“Following a look into the holiday quarter for large cap tech companies, Canaccord Genuity technology analyst Michael Walkley noted that strong holiday sales lead to a record smartphone quarter for Apple (AAPL),” Forbes reports.
“Mr. Walkley estimated that 2012 holiday quarter sales of Apple iPhones were 38.1 million, a 31% jump from 2012 Q3 sales of 26.2 million,” Forbes reports. “Mr. Walkley estimates that during the first three quarters of 2011, Apple earned approximately 54% of all smartphone industry operating profits.”
Read more in the full article here.
Did anyone expect lesser news?
Yes. I expected estimates from Q3 and Q4 2011. Mr. Walkley must have access to a time machine.
A company’s fiscal year is not the same as the calendar year. Apple’s fiscal 2011 ended months ago.
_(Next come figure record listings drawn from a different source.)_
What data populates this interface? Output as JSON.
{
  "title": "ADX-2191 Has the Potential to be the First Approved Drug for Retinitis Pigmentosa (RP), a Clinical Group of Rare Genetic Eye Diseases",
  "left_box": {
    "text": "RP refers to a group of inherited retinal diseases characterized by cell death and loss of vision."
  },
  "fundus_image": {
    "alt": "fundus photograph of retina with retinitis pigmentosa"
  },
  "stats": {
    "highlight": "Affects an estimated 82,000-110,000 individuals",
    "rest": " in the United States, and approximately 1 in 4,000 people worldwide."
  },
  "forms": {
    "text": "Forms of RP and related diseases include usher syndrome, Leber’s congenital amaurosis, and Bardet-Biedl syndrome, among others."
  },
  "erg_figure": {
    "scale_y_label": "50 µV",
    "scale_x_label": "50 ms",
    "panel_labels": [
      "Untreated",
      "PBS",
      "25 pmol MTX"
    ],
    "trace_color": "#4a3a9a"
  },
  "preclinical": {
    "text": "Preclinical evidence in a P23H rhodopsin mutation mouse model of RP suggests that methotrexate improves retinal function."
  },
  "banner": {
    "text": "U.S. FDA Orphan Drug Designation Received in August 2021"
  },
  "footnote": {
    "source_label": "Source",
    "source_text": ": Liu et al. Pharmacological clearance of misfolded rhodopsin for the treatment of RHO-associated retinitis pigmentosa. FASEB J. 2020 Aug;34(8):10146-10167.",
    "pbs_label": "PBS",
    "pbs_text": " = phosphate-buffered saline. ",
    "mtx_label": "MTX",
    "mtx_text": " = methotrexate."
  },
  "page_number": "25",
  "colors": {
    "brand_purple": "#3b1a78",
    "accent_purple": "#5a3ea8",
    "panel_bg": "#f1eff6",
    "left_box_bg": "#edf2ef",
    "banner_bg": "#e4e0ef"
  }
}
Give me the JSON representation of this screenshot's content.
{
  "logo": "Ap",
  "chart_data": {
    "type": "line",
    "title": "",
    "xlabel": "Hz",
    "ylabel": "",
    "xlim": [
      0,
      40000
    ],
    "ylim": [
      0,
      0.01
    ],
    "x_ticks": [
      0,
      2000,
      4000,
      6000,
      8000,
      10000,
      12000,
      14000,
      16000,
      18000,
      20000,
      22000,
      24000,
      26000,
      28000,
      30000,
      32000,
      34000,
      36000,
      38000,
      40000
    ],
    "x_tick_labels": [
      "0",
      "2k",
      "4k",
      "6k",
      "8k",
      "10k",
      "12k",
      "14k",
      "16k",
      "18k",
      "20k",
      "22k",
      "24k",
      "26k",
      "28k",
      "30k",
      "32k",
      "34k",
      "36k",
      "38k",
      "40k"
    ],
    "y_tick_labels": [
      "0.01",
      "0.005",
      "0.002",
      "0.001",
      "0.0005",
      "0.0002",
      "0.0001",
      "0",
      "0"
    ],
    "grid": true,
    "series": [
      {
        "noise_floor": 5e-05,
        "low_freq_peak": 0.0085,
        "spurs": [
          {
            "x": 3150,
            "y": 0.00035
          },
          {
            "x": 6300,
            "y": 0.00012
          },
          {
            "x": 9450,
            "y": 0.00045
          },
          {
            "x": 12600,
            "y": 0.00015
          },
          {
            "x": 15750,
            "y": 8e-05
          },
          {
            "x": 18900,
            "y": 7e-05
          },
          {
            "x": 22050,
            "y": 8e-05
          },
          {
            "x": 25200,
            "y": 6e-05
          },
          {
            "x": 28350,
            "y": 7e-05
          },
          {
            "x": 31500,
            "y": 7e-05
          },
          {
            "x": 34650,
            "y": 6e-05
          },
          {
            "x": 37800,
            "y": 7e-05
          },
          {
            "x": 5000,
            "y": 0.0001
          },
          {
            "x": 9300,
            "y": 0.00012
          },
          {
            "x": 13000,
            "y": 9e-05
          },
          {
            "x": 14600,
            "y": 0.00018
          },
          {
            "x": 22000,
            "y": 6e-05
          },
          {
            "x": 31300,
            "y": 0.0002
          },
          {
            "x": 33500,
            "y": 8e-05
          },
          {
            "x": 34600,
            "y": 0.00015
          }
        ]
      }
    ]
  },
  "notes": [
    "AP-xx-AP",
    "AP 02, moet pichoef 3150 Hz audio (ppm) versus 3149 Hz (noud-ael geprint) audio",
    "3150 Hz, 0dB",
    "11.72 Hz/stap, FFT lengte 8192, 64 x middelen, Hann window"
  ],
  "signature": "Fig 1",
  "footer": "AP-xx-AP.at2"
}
Yes, however Q3 and Q4 for 2012 did not.
And water is wet
There may be enough consumer demand for Apple to sell 38.1 million iPhones, but I doubt that it has the capacity to produce that many phones.
Just what we need, another Doubting Thomas.
+ ∞ !
Since iPhone 4S in some important markets only started to sell near to the very end of the year, and on some major markets was not available at all (2012Q1 is start of the sales), all these crazy sales figures are just attempt to manipulate expectations to inflate stock price before announcement of quarterly results before share price drop because of quarter “did not meet analysts’ expectations”.
Remember 2011Q3: analysts blatantly ignored key fact that Apple was four months late with introducing new generation of iPhones and predicted sales of 22 million of phones in that quarter. However, reality took over and actual results were 17 million.
So realistic expectations for 2011Q4 are 25 million iPhones, up to, say, 30 million — if it was the market and manufacturing was ready at the time for such volume.
More sane iPhone sales predictions:
http://www.appleinsider.com/articles/12/01/06/apple_projected_to_reach_116m_iphone_55m_ipad_sales_in_2012.html
Grrrrreeaaaaaaat.
The analysts and media will drum expectations for FYQ1 higher and higher so that when APPL beats it’s own guidance, they still won’t beat the street. Thus, the stock will fall post financials.
Apple is meant to fail earnings by Wall Street’s design. What’s really amusing is that Wall Street probably can’t find a better company that has such consistent earnings and yet they’re always trying to beat the stock down. I really don’t quite understand this situation of trying to devalue a very successful company. Undoubtedly, Apple shares will fall post earnings and never even get close to what the bulls are forecasting.
It happens all the time and yet they continue expecting something different to happen (Apple shares going up 8% overnight or something) because they’ve prayed harder each time. What a laugh. The heavens don’t give a damn about Apple shareholders any more than Apple does as it holds onto its personal stash of reserve cash.